尚不清楚 fire_astrum 需要多长时间才能完成;它还会休眠 300 毫秒;每 100 毫秒触发一次并不能说明结果,您必须尝试。
我在尝试在 tkinter GUI 中创建线程时遇到了困难。为我希望代码执行的操作提供一些背景知识。这是一个 GUI,当 log 按钮被按下时(例如 log_1)。我想发送一个连续的命令来发射激光并最终(在我解决当前问题之后)记录后续参数。
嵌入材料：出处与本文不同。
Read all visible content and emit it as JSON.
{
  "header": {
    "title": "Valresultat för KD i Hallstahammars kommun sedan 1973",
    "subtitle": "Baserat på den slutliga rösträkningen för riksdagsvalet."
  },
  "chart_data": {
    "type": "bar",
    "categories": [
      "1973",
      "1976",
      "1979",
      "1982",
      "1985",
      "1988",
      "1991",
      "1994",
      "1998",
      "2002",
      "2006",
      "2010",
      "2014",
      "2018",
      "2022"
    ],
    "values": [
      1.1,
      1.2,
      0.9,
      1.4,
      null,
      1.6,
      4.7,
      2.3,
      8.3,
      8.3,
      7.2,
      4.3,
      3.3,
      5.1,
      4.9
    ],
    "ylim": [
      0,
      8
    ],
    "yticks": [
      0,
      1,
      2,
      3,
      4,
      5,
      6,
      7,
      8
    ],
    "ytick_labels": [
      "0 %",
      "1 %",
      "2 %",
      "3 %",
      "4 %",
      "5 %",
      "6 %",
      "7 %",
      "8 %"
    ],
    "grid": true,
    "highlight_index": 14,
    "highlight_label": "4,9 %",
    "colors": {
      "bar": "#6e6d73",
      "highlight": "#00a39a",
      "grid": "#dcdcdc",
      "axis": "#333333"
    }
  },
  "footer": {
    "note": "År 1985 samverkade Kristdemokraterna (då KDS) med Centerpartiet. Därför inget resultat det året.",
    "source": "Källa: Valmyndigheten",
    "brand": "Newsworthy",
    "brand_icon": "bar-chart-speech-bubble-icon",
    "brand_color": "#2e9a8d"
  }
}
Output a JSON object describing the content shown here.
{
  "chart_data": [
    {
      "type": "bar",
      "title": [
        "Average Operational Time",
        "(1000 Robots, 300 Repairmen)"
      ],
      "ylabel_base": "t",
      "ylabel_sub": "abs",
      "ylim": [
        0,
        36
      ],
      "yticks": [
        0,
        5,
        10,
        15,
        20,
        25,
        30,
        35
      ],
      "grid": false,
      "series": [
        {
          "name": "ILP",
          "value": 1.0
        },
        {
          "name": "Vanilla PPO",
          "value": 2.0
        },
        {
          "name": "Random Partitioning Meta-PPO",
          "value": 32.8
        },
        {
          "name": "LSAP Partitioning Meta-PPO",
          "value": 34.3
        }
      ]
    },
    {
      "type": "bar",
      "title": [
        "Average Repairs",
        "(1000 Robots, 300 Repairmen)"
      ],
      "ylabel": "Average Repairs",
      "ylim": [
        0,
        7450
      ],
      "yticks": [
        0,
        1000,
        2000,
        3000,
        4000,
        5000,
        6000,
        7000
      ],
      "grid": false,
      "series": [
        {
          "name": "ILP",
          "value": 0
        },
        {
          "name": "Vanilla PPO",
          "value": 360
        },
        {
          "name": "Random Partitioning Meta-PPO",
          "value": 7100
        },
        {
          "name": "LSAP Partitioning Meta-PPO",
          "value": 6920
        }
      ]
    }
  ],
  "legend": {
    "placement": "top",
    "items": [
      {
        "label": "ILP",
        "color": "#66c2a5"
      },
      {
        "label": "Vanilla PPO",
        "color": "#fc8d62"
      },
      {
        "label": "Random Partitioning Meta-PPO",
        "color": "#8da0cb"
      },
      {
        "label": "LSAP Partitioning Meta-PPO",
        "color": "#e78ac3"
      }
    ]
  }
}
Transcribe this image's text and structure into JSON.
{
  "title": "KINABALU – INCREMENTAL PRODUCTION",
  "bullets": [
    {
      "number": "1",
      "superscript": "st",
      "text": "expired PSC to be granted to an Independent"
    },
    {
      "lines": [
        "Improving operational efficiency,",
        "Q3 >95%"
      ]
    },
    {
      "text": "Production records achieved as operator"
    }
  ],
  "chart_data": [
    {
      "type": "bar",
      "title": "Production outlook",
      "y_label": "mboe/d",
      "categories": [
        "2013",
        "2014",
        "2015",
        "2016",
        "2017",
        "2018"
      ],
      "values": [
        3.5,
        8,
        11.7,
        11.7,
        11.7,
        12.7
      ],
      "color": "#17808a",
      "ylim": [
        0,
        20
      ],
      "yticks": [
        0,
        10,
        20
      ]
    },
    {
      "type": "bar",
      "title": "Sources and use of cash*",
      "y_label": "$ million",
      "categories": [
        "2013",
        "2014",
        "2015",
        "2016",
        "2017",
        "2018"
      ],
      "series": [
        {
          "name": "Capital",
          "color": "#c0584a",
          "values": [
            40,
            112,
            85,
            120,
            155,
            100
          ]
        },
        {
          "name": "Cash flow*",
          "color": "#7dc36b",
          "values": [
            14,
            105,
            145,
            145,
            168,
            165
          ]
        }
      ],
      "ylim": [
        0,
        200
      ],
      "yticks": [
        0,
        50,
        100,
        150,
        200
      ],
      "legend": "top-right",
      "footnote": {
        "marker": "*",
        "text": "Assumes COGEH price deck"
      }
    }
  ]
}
但是,我的问题是我有 5 束激光需要同时(或非常接近)发射,并且处于记录状态的激光越多,激光发射之间的时间延迟就越大。我想这是一个问题,因为我的 fire_all() 函数与 window after(100, fire_all) 结合使用不是线程过程,因此发射更多激光会导致发射命令开始之间的时间延迟更多。
我的代码如下。有没有人对如何正确实施有任何建议?
# start the GUI
import tkinter as tk
window = tk.Tk()
def fire_astrum(dev): # N = 100 # no of points in stream array, pulse_count = int(1) # no of desired pulses in pulse train #command is command volatge
#dev,ana_out,ana_in,N,pulse_count,pulse_on,pulse_off,command
#dev = 'Dev1'
ana_out = 'ao0'
ana_in = "ai0:1"# for non consecutive channels use: "Dev0/ai0:Dev0/ai4"
N = 100
pulse_count = 10
pulse_on = 45
pulse_off = 15
command = 3.5
channel = dev +'/' + ana_out
tot = dev + "/" + ana_in
duty = pulse_on/(pulse_on+pulse_off) # duty cycle in %
array_on = int(N*duty) # on values in array
array_off = int(N-array_on) # off values in array
samples = np.append(command*np.ones(array_on),np.zeros(array_off)) # command is command voltage (IPROG), sets up stream array to send to NI box
curr = np.empty((2,pulse_count*len(samples))) # Empty arrays for IMON,VMON
error = np.uint32(np.empty((3,pulse_count*len(samples)))) # # Empty arrays for Digital inputs with pull-up resistors (READY, ERR1 & ERR2)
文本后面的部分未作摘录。